Caselle Landi, 11 settembre 2017 - La fiera zootecnica di Caselle Landi sfida pioggia battente e aviaria e ripropone per la 153esima volta il suo programma aprendo di fatto la stagione autunnale degli appuntamenti della Bassa Lodigiana che culmineranno con l’expo agricolo di Codogno a novembre. Ieri mattina il taglio del nastro alla presenza del sindaco Piero Luigi Bianchi, di una nutrita rappresentanza di primi cittadini del sud Lodigiano, del presidente della Provincia Mauro Soldati e delle autorità militari e religiose ha aperto lo scenario classico del tradizionale evento settembrino tra stand, macchine agricole ed esposizione di bovini, conigli con lo stop invece per polli, galline ed anatre a causa dell’emergenza aviaria.

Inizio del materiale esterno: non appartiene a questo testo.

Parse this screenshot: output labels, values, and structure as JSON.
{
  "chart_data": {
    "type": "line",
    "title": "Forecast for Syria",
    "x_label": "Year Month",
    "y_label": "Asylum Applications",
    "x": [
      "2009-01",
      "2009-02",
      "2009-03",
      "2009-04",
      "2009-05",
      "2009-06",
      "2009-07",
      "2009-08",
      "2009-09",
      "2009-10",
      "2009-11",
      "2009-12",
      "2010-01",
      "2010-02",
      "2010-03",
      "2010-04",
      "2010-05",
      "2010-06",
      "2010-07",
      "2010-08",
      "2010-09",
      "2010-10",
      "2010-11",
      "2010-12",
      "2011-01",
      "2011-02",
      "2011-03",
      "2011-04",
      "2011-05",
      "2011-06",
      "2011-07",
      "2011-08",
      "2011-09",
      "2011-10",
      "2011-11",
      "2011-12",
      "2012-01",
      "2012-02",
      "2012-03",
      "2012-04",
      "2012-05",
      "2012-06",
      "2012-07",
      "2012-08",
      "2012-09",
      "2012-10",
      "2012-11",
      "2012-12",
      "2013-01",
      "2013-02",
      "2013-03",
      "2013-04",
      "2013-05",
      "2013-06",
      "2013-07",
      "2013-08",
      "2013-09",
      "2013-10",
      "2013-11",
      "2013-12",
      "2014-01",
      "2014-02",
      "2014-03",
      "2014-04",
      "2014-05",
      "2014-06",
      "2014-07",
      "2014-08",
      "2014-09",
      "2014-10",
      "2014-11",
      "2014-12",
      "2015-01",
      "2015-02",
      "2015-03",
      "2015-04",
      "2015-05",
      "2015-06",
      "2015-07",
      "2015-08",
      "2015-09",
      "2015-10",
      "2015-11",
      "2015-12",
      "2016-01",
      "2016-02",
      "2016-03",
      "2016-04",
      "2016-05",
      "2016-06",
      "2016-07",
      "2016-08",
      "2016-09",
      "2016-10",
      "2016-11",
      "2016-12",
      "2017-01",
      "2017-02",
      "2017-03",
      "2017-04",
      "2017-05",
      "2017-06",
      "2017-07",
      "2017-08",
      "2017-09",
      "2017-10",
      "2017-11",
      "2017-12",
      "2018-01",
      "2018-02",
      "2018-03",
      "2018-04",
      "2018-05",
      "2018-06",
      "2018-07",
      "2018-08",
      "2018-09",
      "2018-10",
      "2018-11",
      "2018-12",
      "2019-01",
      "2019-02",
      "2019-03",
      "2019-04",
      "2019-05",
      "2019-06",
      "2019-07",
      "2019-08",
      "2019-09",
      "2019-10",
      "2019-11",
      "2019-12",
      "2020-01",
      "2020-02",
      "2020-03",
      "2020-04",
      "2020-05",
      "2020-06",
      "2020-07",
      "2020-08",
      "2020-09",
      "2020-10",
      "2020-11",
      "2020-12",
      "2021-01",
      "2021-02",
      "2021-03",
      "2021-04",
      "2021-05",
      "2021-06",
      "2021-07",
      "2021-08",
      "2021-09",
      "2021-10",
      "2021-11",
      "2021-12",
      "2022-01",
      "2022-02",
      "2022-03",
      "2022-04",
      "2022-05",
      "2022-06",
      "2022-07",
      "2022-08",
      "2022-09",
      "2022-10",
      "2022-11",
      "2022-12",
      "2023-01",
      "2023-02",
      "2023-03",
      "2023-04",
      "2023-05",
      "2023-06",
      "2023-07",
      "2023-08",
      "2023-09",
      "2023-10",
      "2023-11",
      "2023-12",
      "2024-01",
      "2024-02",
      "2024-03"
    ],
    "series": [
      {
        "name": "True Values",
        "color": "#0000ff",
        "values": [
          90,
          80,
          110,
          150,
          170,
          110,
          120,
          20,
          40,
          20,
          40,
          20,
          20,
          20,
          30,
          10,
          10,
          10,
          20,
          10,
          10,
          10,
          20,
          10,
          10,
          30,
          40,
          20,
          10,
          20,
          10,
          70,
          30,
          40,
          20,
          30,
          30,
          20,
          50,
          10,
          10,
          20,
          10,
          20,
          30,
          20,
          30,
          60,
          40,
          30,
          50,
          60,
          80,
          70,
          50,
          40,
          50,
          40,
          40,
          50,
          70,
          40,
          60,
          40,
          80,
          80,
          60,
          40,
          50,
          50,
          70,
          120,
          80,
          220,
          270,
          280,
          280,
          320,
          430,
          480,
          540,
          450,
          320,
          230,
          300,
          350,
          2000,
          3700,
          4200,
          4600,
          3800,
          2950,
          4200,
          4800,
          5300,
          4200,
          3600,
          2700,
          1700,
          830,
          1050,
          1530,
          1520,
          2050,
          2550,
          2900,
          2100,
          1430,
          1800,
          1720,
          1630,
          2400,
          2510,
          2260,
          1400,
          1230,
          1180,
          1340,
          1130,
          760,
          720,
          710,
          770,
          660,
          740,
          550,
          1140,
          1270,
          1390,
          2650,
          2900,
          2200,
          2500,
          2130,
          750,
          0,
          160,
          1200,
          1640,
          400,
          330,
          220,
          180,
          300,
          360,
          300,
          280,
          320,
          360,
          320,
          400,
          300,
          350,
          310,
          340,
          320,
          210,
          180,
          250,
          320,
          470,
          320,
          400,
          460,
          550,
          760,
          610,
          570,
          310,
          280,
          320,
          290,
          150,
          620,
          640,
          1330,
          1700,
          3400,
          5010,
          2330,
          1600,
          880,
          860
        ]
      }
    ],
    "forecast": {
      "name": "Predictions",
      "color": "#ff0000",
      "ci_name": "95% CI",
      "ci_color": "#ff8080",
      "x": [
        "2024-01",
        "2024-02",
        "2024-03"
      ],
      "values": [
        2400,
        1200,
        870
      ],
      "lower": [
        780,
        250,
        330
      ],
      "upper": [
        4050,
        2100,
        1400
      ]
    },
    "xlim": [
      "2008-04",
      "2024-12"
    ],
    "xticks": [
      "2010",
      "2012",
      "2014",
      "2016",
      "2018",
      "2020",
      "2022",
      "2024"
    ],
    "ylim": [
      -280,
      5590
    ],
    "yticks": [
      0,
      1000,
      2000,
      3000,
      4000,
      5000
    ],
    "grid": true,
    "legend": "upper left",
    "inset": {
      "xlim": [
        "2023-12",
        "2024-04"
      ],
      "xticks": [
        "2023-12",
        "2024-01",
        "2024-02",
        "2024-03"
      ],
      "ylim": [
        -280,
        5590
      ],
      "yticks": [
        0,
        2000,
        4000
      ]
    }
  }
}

«Per noi la fiera è una occasione di incontro sempre piu raro - ha esordito il sindaco Bianchi - dove tradizione e innovazione si fondono e dove occorre delineare percorsi nuovi, anche se difficili. Oggi, il nuovo modo di fare impresa agricola accoglie nuove forze lavoro e apre fette di mercato: sempre più giovani, con produzioni di nicchia ritornano ai campi e questo aspetto non solo produce nuovo lavoro ma anche nuovi insediamenti abitativi. Le sfide nuove del nostro territorio sono l’enogastronomia, patrimonio di piccoli comuni, e la promozione delle eccellenze: la Carta del Po, per esempio, può essere un buon inizio anche se occorre che le istituzioni sovracomunali facciano la loro parte con nome precise per sviluppare politiche di promozione».

Dopo gli interventi, il primo campionato provinciale di mungitura a mano ha visto la partecipazione di sei concorrenti che si sono sfidati, sulla distanza di due minuti, a chi riempiva di più il secchio di latte: ha prevalso Guido Valenti di Livraga su Carlo Caserini di Cavacurta e Piercarlo Milesi di Codogno. Durante la giornata, premiate, presso lo stand dell’associazione dei donatori di midollo, anche le sorelle Dolores e Apollonia Orsi di Caselle che in tanti anni si sono impegnate per la raccolta fondi in favore dell’Admo.